The white kid with the marker is silent, shoulders bunched against his harassers, but with a certain plodding integrity he finishes marking his tag on Underberg’s wall, in the small space he’s found between larger, spray-painted throw-ups.

“Whazzat say? Art? A-R-T?”

“Dude’s tag is Art , man. That’s wack.”

“Your name Arturo , dude? You don’t look Puerto Rican to me.”

“Shut up, man, leave the guy alone.”

“He’s a toy.”

“Leave him alone, man.”

“I’m not messin’ with the dude, yo, I just want to see what he’s writin’. You with a crew, Art ?”

Question’s rhetorical: What white kid could be with a crew? For that matter, what self-respecting crew could contain a white dude, let alone a small, ferrety white dude like this one, let alone two white dudes? Not to mention two like these, beginning to cower instinctively against Underberg’s wall in the manner in which negotiating the halls and schoolyard and adjacent streets of Intermediate School 293 has tutored them.

Ritualized cringes buried millimeter-deep in the psyches of the two white kids, mock-asthmatic seizures and other forms of beseeching, are ready to surface when the nearest thing to a crew these guys could ever hope for pops back out of the showroom with a fresh-purchased bottle of Garvey Violet: Mingus Rude.

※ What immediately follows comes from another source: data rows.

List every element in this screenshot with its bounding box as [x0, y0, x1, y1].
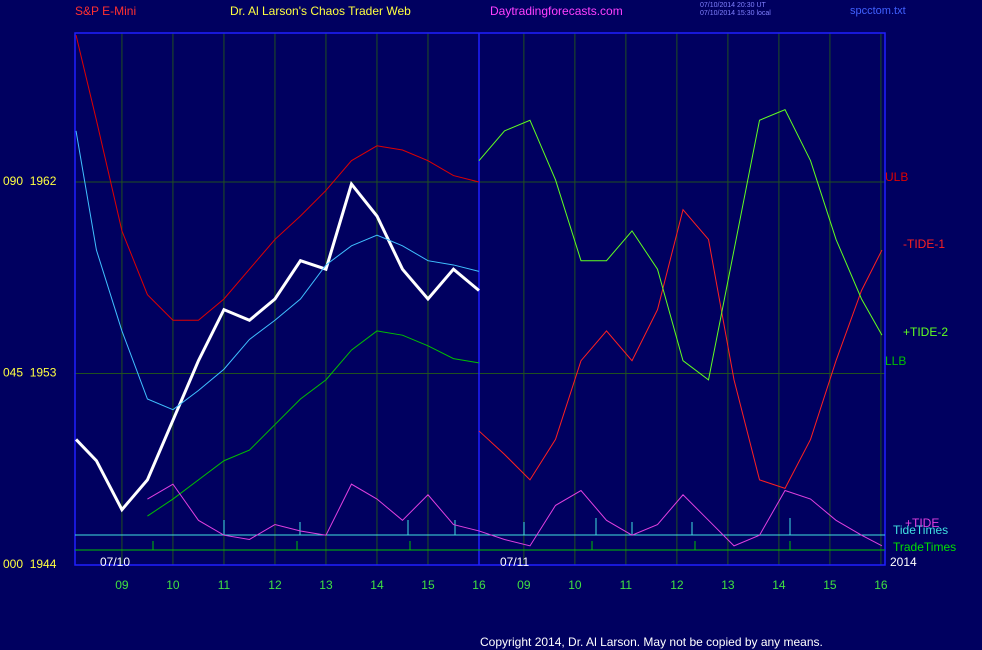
year-label: 2014 — [890, 555, 917, 569]
legend-label: LLB — [885, 354, 906, 368]
series-line — [75, 35, 480, 321]
file-name: spcctom.txt — [850, 5, 906, 17]
trade-time-ticks — [152, 541, 791, 550]
y-tick-label: 045 1953 — [3, 366, 57, 380]
x-tick-label: 15 — [823, 578, 837, 592]
date-label: 07/11 — [500, 555, 529, 569]
series-line — [478, 108, 883, 381]
series-line — [75, 130, 480, 411]
x-tick-label: 10 — [166, 578, 180, 592]
site: Daytradingforecasts.com — [490, 4, 623, 18]
series-line — [74, 180, 480, 513]
copyright: Copyright 2014, Dr. Al Larson. May not b… — [480, 635, 823, 649]
series-lines — [74, 35, 883, 547]
y-tick-label: 090 1962 — [3, 174, 57, 188]
x-tick-label: 11 — [620, 578, 633, 592]
x-tick-label: 15 — [421, 578, 435, 592]
tide-times-label: TideTimes — [893, 523, 948, 537]
trade-times-label: TradeTimes — [893, 540, 956, 554]
legend-label: +TIDE-2 — [903, 325, 948, 339]
x-tick-label: 10 — [568, 578, 582, 592]
x-tick-label: 16 — [472, 578, 486, 592]
series-line — [147, 483, 883, 547]
x-tick-label: 11 — [218, 578, 231, 592]
timestamp: 07/10/2014 15:30 local — [700, 10, 771, 17]
y-tick-label: 000 1944 — [3, 557, 57, 571]
legend-label: +TIDE — [905, 516, 939, 530]
date-label: 07/10 — [100, 555, 130, 569]
series-line — [147, 330, 480, 517]
symbol: S&P E-Mini — [75, 4, 136, 18]
x-tick-label: 14 — [772, 578, 786, 592]
legend-label: ULB — [885, 170, 908, 184]
tide-time-ticks — [223, 518, 791, 535]
x-tick-label: 14 — [370, 578, 384, 592]
plot-frame — [74, 32, 886, 566]
x-tick-label: 09 — [517, 578, 531, 592]
timestamp: 07/10/2014 20:30 UT — [700, 2, 766, 9]
series-line — [478, 208, 883, 490]
x-tick-label: 09 — [115, 578, 129, 592]
chart-title: Dr. Al Larson's Chaos Trader Web — [230, 4, 411, 18]
x-tick-label: 13 — [319, 578, 333, 592]
x-tick-label: 12 — [268, 578, 282, 592]
x-tick-label: 12 — [670, 578, 684, 592]
x-tick-label: 13 — [721, 578, 735, 592]
legend-label: -TIDE-1 — [903, 237, 945, 251]
x-tick-label: 16 — [874, 578, 888, 592]
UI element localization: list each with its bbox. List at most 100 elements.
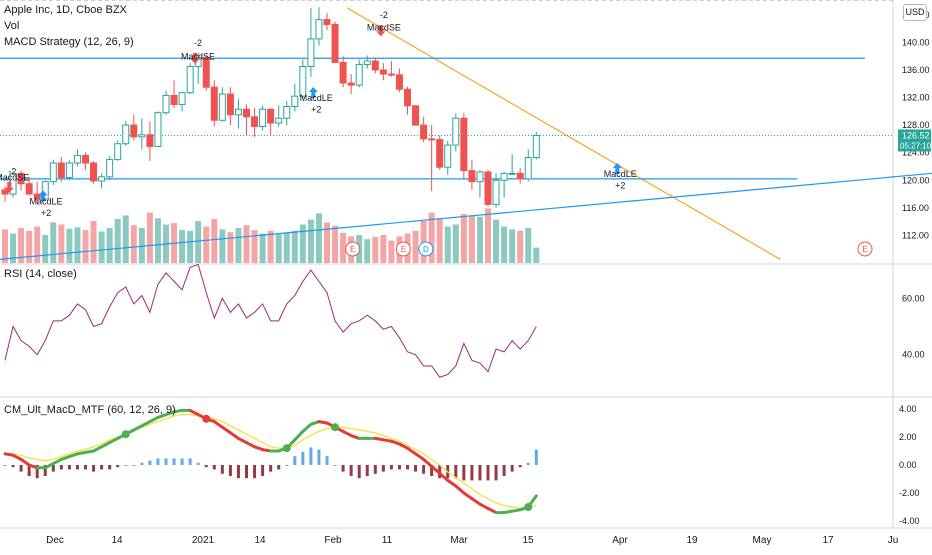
price-badge-countdown: 05:27:10 [900,141,932,150]
candle-body [267,108,275,124]
macd-histogram-bar [462,465,466,481]
macd-line-segment [422,457,434,468]
macd-histogram-bar [325,456,329,465]
macd-legend[interactable]: CM_Ult_MacD_MTF (60, 12, 26, 9) [4,404,176,416]
price-tick-label: 112.00 [902,230,929,240]
macd-histogram-bar [309,447,313,465]
event-label: E [401,245,406,254]
macd-histogram-bar [116,465,120,468]
candle-body [291,95,299,107]
macd-line-segment [140,420,152,428]
macd-histogram-bar [108,465,112,470]
time-tick-label: May [753,535,772,546]
macd-histogram-bar [253,465,257,479]
strategy-legend[interactable]: MACD Strategy (12, 26, 9) [4,36,134,48]
volume-bar [138,228,145,263]
macd-line-segment [236,436,248,445]
macd-histogram-bar [92,465,96,472]
earnings-marker[interactable] [345,241,361,257]
macd-histogram-bar [333,465,337,466]
time-tick-label: Apr [612,535,628,546]
time-tick-label: 14 [111,535,123,546]
macd-line-segment [478,502,490,510]
candle-body [162,94,170,114]
candle-body [500,172,508,181]
candle-body [460,117,468,172]
dividend-marker[interactable] [418,241,434,257]
macd-series [3,408,538,515]
macd-tick-label: -4.00 [899,516,920,526]
candle-body [243,108,250,118]
volume-bar [98,231,105,263]
candle-body [259,108,267,127]
volume-bar [380,235,387,263]
macd-line-segment [245,441,257,449]
volume-bar [74,227,81,263]
signal-label: -2 [380,10,388,20]
event-label: E [350,245,355,254]
macd-tick-label: 2.00 [899,432,917,442]
candle-body [395,74,403,90]
candle-body [404,88,411,107]
volume-bar [460,214,467,263]
macd-histogram-bar [357,465,361,479]
candle-body [283,105,291,119]
symbol-title[interactable]: Apple Inc, 1D, Cboe BZX [4,4,127,16]
macd-histogram-bar [397,465,401,470]
earnings-marker[interactable] [857,241,873,257]
rsi-line [4,263,537,378]
candle-body [347,82,355,86]
macd-histogram-bar [148,460,152,465]
time-tick-label: 17 [822,535,834,546]
currency-button[interactable]: USD [903,4,927,21]
macd-line-segment [212,420,224,429]
macd-histogram-bar [35,465,39,479]
macd-histogram-bar [373,465,377,474]
candle-body [307,38,315,67]
macd-line-segment [454,484,466,495]
macd-line-segment [486,506,498,515]
signal-label: -2 [8,167,16,177]
signal-label: +2 [41,208,51,218]
macd-histogram-bar [454,465,458,479]
volume-bar [283,232,290,263]
candle-body [452,117,460,146]
signal-label: MacdLE [604,169,637,179]
price-tick-label: 124.00 [902,148,930,158]
price-tick-label: 128.00 [902,120,930,130]
volume-bar [26,230,33,263]
macd-histogram-bar [75,465,79,470]
macd-histogram-bar [317,449,321,465]
macd-line-segment [341,429,353,438]
volume-bar [146,212,153,263]
earnings-marker[interactable] [395,241,411,257]
price-tick-label: 132.00 [902,93,930,103]
volume-bar [259,233,266,263]
trendline-descending[interactable] [346,7,781,261]
candle-body [508,172,516,175]
macd-histogram-bar [27,465,31,476]
volume-bar [517,230,524,263]
trendline-ascending[interactable] [0,164,932,260]
macd-cross-dot [202,414,211,423]
candle-body [234,108,242,116]
macd-line-segment [470,497,482,506]
volume-bar [66,228,73,263]
candle-body [516,172,524,180]
price-tick-label: 140.00 [902,37,930,47]
macd-histogram-bar [470,465,474,481]
signal-line [5,413,537,510]
candle-body [57,162,65,179]
candle-body [428,138,436,141]
macd-cross-dot [524,503,533,511]
macd-histogram-bar [341,465,345,472]
macd-histogram-bar [132,465,136,466]
macd-histogram-bar [59,465,63,470]
time-tick-label: Feb [324,535,342,546]
rsi-legend[interactable]: RSI (14, close) [4,268,77,280]
candle-body [98,176,106,182]
candle-body [444,144,452,168]
candle-body [138,134,146,138]
volume-legend[interactable]: Vol [4,20,20,32]
macd-line-segment [132,424,144,432]
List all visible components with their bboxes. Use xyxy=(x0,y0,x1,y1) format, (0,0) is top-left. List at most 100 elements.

Mingus’s assessment of the situation is so instantaneous and smooth his remark seems to emerge from his mouth even as he himself emerges from Underberg’s, while at the same time he slips the bottle of ink into the fat thigh pocket of his military-surplus pants. He doesn’t address the four black kids who are tightening the lasso of themselves around Arthur Lomb and Dylan Ebdus, instead speaks as if all but Arthur and Dylan are invisible, his tone one of annoyance.

“Fuck you doin’, Art man? I tole you them other dudes are waiting for us. Ain’t time to be foolin’ around here, man, we got to go .”

A reference to other dudes is magic. The lasso slackens. Arthur and Dylan nod obediently to Mingus, duck their heads, eyes cast down on the sidewalk as they follow him.

The three escape together, leaving the Underberg’s pavement to other confrontations.

Across Flatbush, Arthur Lomb skips up excitedly beside Mingus, while Dylan lags behind. Arthur’s eager mimicry produces a twee, mechanical version of Mingus’s hunched lope. He really is, in this sense, a toy : he’s turning himself into a Mingus-puppet. “Yo, them dudes were talking about Strike, man, they said he was there tagging up, but I didn’t see him. Could be wishful thinking, just like everybody claims they saw Son of Sam. Anyway, Strike’s okay, but I prefer Zephyr, I think he’s really got the most original tag, yo, man, you know what I mean?” Mingus only grunts and stalks on, but that’s encouragement enough for Arthur. “Man, that one guy was trying to act real scary, but I could see his face, he looked like a baby, his lips were all blubbery. Yo, I probly could of taken him if you hadn’t come out just then. Lucky for him I’d say, yo.” Arthur’s careful slurring of certain words, in contrast to his sharply nerdish pronunciation elsewhere, is wincingly obvious to Dylan, who wonders why Mingus doesn’t just smack him upside the head and command him to stop. But Mingus tolerates Arthur’s parroting talk, accepts this transformation Arthur’s accomplished, somehow, in the month Dylan’s been away. Arthur Lomb, it appears, contains multitudes: he’s managed this utter self-reformatting with the same sleazy facility with which he earlier dumped the Mets for the Yankees. “Couple white boys could of taken their paints and shit off them, I bet, that is if they had anything worth taking, which I doubt, yo, judging from the poor condition of their sneakers.”